DLA and MLP advantages are statistically uncorrelated (Pearson r=0.080, p=0.56). They are genuinely independent pathways — knowing a model's DLA advantage tells you nothing about its MLP advantage. This means DLA-only studies capture at most half the picture.

Three routing patterns

Pattern	Count	DLA Direction	MLP Direction	Interpretation
Dual-Positive	16	+	+	Both pathways favor MESN™
Attention-Dominant	26	+	–	Attention favors MESN™, MLPs favor prose
MLP-Compensating	3	–	+	MLPs compensate for negative attention

Dual-positive models

The 16 models where both pathways favor MESN™ show the highest combined signal. Notable: Llama 3.1 70B Base leads with +23.2% DLA and +24.5% MLP for a +47.7% combined advantage. The DS-R1-Distill family is entirely dual-positive — all 4 models — suggesting that distillation preserves MLP response. Mistral 7B Base reaches +29.0% combined.

Model	DLA	MLP	Combined
Llama 3.1 70B Base	+23.2%	+24.5%	+47.7%
DS-R1-Distill Qwen 14B	+15.0%	+29.4%	+44.4%
DS-R1-Distill Qwen 32B	+18.4%	+15.0%	+33.4%
DS-R1-Distill Qwen 7B	+10.5%	+21.9%	+32.4%
Mistral 7B Base	+15.1%	+13.9%	+29.0%
Qwen 2.5 14B Base	+22.9%	+4.6%	+27.5%

The Gemma resolution

The MLP-Compensating pattern is exclusively Gemma. Gemma's negative DLA is not a failure to respond — it's a rerouting. Structured notation signal travels through MLP layers instead of attention heads.

Model	DLA	MLP	Combined
Gemma 4 E4B IT	–1.5%	+12.1%	+10.6%
Gemma 2 27B	–5.9%	+4.3%	–1.6%
Gemma 4 31B IT	–6.8%	+2.3%	–4.5%

Gemma 4 E4B IT is “rescued” by MLP: its −1.5% DLA would classify it as a negative responder, but +12.1% MLP lifts the combined signal to +10.6%.

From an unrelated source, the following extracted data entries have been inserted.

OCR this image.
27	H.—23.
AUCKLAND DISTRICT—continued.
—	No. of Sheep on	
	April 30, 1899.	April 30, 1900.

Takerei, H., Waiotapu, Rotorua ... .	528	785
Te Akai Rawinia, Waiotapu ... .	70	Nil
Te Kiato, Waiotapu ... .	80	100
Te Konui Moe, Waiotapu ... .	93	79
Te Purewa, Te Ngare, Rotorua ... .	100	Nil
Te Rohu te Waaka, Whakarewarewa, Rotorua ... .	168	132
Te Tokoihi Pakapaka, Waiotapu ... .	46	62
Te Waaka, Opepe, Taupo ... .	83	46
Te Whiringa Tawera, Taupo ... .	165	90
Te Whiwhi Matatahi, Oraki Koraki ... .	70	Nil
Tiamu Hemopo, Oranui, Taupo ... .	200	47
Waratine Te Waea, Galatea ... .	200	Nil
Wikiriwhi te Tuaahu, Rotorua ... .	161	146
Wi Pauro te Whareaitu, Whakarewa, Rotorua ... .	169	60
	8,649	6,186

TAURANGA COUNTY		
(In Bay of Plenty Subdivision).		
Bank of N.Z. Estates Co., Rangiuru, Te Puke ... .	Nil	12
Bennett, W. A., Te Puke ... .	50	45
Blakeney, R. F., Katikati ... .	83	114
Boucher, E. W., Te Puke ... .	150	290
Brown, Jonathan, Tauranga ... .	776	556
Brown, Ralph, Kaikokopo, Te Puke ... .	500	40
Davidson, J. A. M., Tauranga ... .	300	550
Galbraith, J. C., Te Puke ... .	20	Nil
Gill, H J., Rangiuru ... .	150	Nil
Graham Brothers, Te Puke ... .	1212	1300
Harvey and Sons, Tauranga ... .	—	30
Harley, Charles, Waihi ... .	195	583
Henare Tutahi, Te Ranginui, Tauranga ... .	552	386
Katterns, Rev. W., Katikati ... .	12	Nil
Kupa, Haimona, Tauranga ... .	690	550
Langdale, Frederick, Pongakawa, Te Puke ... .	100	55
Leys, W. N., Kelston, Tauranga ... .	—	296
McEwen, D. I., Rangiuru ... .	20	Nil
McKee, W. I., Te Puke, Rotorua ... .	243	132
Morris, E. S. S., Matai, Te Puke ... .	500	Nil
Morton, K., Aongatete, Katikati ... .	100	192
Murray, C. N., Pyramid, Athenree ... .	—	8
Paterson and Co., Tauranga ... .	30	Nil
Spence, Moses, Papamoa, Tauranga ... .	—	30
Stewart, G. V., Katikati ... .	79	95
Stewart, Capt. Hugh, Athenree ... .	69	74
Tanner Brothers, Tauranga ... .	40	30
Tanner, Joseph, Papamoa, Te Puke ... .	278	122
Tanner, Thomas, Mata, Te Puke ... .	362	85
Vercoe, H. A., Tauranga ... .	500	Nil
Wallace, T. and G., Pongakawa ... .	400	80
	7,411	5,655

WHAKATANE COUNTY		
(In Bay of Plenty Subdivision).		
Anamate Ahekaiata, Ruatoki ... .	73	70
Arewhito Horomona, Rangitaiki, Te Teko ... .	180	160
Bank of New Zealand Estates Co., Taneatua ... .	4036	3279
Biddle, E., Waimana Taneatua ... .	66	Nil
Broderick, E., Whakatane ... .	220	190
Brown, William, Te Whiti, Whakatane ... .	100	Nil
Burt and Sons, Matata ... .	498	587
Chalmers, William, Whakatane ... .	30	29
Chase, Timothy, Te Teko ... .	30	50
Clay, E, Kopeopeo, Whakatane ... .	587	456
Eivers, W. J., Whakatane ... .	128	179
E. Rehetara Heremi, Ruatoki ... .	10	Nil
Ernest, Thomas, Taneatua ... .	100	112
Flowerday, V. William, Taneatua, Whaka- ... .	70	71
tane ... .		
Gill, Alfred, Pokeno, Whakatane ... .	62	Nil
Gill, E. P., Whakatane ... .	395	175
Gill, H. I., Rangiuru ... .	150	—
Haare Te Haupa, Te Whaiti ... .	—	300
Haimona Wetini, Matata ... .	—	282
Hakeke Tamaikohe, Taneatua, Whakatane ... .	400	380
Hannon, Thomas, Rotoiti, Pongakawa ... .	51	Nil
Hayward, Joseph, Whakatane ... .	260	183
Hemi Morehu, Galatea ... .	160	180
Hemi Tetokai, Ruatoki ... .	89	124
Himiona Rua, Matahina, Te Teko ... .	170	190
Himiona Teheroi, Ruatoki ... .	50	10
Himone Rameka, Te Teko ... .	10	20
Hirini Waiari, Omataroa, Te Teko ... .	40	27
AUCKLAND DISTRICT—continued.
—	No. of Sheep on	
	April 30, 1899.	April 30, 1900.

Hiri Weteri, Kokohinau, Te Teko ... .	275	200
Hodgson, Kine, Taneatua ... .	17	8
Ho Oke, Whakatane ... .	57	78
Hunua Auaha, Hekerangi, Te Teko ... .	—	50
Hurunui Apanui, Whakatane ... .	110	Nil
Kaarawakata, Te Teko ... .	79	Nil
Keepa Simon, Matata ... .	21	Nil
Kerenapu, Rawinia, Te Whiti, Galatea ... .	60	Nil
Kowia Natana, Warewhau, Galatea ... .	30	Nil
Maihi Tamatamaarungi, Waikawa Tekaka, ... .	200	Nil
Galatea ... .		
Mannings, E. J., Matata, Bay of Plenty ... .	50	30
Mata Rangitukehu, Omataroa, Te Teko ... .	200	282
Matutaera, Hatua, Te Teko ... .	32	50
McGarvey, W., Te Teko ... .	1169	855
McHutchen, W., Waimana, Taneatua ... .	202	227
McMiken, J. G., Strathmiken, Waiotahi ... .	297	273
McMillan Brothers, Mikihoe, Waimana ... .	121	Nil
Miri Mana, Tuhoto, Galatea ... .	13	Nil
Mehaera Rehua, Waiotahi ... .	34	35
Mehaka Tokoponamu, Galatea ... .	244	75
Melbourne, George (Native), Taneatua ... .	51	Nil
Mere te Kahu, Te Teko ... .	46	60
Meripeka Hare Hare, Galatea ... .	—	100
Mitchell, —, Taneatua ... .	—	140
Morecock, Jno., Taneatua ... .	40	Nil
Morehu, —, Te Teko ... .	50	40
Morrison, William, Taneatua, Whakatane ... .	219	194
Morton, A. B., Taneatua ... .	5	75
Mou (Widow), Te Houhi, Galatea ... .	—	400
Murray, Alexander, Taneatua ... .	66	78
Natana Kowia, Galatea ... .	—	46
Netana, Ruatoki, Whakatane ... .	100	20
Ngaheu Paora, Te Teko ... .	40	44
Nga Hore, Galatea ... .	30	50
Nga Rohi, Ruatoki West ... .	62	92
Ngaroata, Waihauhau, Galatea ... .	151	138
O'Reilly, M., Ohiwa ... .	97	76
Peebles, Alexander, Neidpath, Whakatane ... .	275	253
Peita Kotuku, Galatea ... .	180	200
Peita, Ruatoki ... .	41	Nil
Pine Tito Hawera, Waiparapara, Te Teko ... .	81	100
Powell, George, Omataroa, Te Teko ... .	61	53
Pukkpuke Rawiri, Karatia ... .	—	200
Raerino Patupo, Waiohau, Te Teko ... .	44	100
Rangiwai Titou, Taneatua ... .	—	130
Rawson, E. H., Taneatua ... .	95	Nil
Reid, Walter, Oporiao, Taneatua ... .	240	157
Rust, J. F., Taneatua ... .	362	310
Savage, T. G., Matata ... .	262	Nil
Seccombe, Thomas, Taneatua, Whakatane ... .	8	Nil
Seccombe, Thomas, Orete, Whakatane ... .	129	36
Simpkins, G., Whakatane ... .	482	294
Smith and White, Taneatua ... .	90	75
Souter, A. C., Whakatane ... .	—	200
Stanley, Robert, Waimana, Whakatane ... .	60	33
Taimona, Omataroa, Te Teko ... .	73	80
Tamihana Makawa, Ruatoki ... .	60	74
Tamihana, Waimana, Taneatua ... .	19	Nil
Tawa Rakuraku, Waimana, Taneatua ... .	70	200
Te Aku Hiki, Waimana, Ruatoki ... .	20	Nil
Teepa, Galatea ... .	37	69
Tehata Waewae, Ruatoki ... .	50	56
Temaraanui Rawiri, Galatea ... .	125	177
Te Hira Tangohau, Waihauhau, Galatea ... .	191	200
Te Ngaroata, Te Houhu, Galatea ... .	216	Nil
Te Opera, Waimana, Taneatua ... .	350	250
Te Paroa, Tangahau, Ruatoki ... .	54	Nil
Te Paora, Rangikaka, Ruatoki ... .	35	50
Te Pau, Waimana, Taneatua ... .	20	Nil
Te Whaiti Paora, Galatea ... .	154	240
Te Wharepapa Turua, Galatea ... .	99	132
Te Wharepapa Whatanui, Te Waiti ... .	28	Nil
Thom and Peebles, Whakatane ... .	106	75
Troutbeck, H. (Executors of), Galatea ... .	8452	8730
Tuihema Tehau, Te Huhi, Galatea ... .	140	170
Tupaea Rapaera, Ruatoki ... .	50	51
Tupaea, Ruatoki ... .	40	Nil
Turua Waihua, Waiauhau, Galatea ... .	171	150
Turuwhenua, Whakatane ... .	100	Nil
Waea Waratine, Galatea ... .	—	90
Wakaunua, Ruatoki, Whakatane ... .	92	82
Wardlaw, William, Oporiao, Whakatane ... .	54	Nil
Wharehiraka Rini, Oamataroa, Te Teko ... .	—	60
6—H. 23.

Combined signal reshuffles the leaderboard

Adding MLP attribution changes which models appear to respond most strongly. Models with strong DLA but strongly negative MLP drop dramatically:

Aya Expanse 32B: +8.1% DLA, −46.1% MLP = −38.0% combined
Ministral 3 14B: +15.2% DLA, −25.5% MLP = −10.3% combined

A DLA-only study would call these positive responders. The full picture is more complex.

Implications

Two-pathway analysis reveals that structured notation doesn't simply “activate attention heads” — it creates architecture-dependent routing patterns that involve the entire forward pass. Future work should always measure both pathways simultaneously.